Tarihi açıdan ise uzunca anlatmak gerek. Dünyanın en eski meclislerinden AlÞing’in toplanma yeri buradaymış. İzlanda’da ilk yerleşim 874 yılında başlamış ve meclis de 930 yılında bu alanda kurulmuş. Hukuki kararlara ve cezalara burada karar veriliyor, yasalar burada çıkartılıyormuş. Ancak fay hattındaki çökmeler nedeniyle ilk kuruluştan bu yana yaklaşık dört metrelik bir çökme yaşandığı ve asıl meclisin toplandığı yerin şu anda sular altında kaldığı tahmin ediliyor. Yaz aylarında gerçekleşen bu iki haftalık hukuka dair toplanmalar sırasında, pazarlar kuruluyor, zanaatkarlar geliyor, dilenciler dileniyormuş. Kısacası oldukça canlı ve kalabalık bir yermiş. İzlanda Hristiyanlığı burada kabul etmiş, modern İzlanda Cumhuriyeti burada kurulmuş.

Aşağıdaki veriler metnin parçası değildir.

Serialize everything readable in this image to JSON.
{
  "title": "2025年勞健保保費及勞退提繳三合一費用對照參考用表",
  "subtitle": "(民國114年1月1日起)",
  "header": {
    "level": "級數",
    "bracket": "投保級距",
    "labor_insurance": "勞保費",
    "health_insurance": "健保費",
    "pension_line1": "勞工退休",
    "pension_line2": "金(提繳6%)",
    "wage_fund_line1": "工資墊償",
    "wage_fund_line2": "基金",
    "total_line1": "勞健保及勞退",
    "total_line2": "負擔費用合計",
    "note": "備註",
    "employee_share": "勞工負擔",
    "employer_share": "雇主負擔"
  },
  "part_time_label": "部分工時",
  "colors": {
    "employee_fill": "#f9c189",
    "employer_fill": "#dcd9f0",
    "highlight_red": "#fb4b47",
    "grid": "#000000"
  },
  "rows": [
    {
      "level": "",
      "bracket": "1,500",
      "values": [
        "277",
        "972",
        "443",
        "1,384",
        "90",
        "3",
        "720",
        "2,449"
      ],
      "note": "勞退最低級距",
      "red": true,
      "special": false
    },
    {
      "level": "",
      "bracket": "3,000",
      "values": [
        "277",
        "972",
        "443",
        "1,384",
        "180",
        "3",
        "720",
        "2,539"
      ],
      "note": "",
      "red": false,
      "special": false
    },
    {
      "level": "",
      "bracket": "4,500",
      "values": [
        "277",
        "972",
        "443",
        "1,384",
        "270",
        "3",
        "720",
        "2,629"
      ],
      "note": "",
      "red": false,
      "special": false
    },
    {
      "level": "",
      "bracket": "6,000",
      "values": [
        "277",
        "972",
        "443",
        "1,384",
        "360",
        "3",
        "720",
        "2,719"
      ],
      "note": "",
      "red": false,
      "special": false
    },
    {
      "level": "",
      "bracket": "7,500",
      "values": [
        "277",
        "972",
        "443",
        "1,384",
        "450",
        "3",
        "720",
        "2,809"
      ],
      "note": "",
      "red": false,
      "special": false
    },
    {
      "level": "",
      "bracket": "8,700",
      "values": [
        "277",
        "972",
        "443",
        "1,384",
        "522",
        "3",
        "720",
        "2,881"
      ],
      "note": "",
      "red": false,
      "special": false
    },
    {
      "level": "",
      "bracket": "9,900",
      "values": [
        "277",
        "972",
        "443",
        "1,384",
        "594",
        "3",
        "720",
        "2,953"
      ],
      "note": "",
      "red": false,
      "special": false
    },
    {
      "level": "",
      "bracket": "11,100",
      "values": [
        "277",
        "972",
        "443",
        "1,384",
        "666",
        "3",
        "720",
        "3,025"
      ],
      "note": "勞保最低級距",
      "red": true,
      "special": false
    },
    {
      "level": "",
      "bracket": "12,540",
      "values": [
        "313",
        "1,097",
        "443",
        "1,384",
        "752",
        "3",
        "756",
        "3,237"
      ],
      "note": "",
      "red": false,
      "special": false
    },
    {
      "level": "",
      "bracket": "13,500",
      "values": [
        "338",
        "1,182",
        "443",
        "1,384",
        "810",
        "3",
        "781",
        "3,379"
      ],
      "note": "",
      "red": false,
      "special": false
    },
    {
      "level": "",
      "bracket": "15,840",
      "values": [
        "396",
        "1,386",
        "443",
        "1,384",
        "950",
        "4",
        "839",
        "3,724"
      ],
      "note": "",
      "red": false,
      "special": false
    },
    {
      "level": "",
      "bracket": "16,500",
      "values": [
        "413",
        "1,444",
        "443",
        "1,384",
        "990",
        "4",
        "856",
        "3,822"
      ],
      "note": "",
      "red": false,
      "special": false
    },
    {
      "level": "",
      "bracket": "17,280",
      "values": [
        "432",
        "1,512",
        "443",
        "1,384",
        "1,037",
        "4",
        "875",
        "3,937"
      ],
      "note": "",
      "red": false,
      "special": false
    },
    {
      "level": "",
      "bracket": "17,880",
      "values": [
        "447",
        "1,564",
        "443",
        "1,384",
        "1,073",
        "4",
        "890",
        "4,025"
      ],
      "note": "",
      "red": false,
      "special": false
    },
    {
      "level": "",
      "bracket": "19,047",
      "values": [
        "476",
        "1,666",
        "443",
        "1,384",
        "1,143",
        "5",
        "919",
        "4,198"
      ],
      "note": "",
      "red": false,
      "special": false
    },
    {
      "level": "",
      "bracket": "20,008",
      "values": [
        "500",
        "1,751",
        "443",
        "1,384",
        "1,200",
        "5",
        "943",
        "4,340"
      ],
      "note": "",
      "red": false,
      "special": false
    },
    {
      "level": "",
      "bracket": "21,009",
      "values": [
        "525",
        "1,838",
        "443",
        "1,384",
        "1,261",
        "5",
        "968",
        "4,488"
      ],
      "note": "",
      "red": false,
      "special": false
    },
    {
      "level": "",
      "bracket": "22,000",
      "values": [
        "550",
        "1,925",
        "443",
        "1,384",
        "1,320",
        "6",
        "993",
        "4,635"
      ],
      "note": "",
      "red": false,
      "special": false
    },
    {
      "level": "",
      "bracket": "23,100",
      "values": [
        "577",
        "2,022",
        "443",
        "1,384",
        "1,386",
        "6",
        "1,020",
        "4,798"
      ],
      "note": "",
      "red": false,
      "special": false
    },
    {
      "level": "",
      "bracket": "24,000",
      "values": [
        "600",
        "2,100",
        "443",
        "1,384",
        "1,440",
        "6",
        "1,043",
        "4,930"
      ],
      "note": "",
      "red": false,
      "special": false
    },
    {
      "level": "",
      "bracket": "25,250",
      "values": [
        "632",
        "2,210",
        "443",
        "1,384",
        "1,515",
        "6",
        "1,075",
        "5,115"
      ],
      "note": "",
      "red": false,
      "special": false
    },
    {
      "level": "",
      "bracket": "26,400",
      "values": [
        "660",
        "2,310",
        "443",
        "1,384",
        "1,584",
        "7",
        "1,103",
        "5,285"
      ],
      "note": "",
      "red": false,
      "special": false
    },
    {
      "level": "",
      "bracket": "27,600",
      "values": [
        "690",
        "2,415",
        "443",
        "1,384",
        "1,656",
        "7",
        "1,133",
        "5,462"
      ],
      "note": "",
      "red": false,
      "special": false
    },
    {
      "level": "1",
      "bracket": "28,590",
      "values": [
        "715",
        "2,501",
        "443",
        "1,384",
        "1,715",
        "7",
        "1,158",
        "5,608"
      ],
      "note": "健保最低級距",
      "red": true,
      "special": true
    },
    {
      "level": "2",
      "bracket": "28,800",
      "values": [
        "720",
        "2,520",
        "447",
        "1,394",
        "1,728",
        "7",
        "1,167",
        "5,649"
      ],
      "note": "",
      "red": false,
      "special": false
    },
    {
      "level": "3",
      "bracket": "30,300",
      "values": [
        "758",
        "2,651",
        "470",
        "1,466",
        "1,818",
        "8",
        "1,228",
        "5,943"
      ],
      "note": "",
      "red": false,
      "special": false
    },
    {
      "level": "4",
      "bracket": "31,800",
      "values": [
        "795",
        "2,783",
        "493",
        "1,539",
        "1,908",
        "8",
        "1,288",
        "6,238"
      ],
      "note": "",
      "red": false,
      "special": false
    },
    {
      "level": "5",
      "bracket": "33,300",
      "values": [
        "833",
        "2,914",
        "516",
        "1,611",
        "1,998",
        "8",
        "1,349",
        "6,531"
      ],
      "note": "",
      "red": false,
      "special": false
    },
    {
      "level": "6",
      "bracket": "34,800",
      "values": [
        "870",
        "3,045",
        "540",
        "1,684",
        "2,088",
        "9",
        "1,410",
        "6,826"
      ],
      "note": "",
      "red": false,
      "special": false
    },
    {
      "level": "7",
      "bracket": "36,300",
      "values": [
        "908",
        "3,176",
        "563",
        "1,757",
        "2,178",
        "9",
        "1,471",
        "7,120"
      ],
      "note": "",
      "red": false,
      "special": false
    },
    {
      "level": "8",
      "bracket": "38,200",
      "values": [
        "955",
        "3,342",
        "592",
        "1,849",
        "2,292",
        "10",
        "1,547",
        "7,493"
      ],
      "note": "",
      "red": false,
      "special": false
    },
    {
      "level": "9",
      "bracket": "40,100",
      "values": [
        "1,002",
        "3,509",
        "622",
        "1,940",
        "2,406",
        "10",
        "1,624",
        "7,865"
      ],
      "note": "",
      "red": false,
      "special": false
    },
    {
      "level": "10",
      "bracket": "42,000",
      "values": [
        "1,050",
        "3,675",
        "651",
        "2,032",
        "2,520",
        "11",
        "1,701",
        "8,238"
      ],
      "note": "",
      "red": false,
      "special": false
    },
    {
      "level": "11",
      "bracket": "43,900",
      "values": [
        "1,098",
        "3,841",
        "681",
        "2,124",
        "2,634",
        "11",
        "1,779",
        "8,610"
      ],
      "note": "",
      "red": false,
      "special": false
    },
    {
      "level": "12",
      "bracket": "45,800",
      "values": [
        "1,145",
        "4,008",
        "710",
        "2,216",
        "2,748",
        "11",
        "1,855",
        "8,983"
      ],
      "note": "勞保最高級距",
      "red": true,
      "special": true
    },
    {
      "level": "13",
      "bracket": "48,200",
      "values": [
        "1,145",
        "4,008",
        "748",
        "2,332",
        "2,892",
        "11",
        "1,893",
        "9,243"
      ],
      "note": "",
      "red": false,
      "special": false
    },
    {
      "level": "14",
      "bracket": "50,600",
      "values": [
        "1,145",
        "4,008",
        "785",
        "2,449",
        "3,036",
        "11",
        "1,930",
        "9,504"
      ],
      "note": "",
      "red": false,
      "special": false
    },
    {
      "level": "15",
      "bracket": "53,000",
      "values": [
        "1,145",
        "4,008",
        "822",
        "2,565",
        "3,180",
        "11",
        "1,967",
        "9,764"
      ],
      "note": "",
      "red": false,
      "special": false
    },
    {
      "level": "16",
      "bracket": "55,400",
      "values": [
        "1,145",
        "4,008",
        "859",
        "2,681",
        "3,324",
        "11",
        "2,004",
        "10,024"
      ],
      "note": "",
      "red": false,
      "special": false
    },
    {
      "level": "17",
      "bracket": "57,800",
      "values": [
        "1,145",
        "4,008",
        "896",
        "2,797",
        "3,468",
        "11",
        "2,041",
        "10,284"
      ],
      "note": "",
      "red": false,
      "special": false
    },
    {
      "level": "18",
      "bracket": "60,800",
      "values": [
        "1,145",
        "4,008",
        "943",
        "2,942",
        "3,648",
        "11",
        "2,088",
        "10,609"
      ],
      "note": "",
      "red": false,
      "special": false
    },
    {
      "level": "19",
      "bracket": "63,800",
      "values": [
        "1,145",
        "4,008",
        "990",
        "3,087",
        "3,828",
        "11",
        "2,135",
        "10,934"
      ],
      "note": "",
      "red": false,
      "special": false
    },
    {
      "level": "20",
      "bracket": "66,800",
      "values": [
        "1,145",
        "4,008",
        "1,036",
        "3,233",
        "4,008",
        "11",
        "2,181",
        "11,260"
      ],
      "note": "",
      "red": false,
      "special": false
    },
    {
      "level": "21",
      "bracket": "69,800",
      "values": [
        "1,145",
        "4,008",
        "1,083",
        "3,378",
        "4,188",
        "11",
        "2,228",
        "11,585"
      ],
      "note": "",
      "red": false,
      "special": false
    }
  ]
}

AlÞing muhtemelen buralarda toplanıyormuş...
Biz öncelikle milli parkı genel olarak tepeden izleyip, sonrasında Almannagja fay çöküntüsünden aşağı doğru yürüdük. 2011 yılına kadar bu fay çöküntüsünün üzerinde bir yol varmış. Yolda bir delik fark edilince, biraz daha kazılmış ve altının aslında boş/çukur olduğunun farkına varılıp, iyice kazılmış. Sonrasında da buraya tahtadan bir köprü-yol yapılmış, ki günümüzde bu yol üzerinden yürünüyor. 1967’ye kadar burası işlek bir otoyolmuş da aynı zamanda!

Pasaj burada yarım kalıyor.